Good maintenance can prevent unnecessary downtime.  It’s an obvious statement, however many companies fail to do the basics right and lose money as a result.  Here, GEA looks at some simple ways in which dairy plants can keep production flowing.

Plant maintenance can be complicated.  Although equipment is more reliable than ever, the tolerances are increasingly fine, production demands more onerous and the consequences of failure, more severe. 

Ultimately, and in an ideal world, plants would operate with sophisticated predictive maintenance plans, using data gathered through experience of multiple similar plants worldwide.  But, in practice, most plants should take a more balanced view.  Predictive maintenance, in which the condition of components is constantly monitored to anticipate break-downs, may be vital for some mission-critical components and systems, but a simpler approach can also prove immensely beneficial if it’s done well.

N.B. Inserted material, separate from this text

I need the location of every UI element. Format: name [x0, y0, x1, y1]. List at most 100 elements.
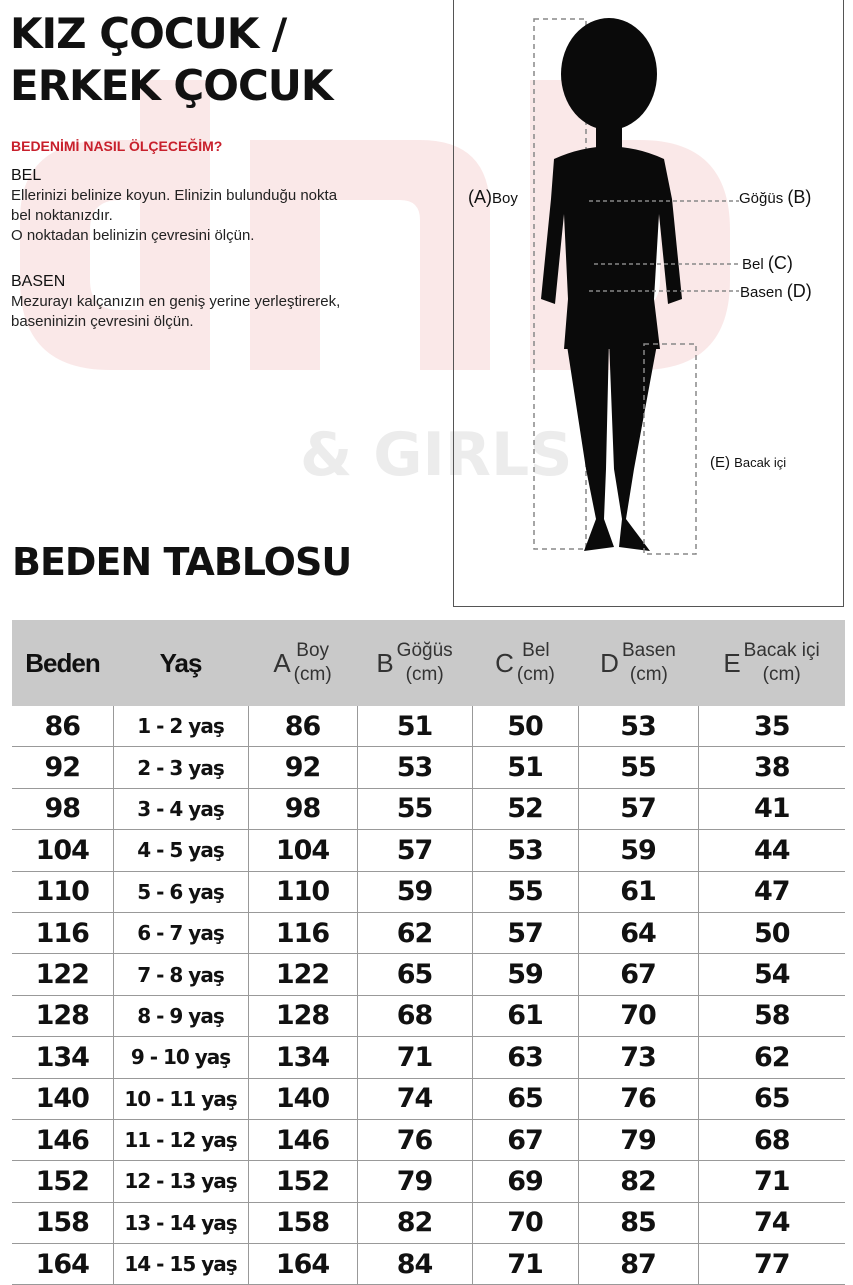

Time-based preventative maintenance, is the bedrock of many maintenance programs.  And when components are relatively non-critical, it’s fine.  Even corrective maintenance, where parts are replaced only when they fail, can be acceptable in some areas.  But even then, some basic precautions can improve productivity significantly.  For example, listening to machines.  Every machine has a characteristic sound (vibration profile).  If it changes, call in the maintenance supplier early to check it out.  Being vigilant can achieve a fair balance of risk between the company and the maintenance team.

Only use original manufacturer’s spares. Third party components may not be of the same quality and, therefore, their lifespan is unpredictable.  Effective maintenance programs are built on accurate data, add a rogue component to the mix - and everything changes.

Make sure that maintenance partners have adequate stocks of spares and that they have the infrastructure to keep their delivery KPIs.  There’s no point in a supplier having stocks if they don’t have the knowhow to get parts to where they are needed, in time.

And, perhaps, the most important element is supplier contact.  If there is a crisis, you need to be able to contact the right person, at any time of day, and they must be able and willing to respond quickly.  Some suppliers operate a ticket system that shows that your request is being attended to and provides transparency of the process: it’s a great comfort to know what’s happening and when your problem will be solved.

Training is also a vital element and secures safety of both men and machine. Many stoppages and also accidents are caused because operators don’t know how to get the best from their machines, recognize problems as they develop, and put them right if they occur.

Downtime can be caused by many factors – defects in materials; start-up, shutdown or product changeover; cleaning; product rejects; etc.  However, if identified and categorized in time, the correct type of maintenance for each part of the process can be applied and planned in a maintenance program to fit the plant’s needs, helping to reduce downtime and improving overall plant effectiveness.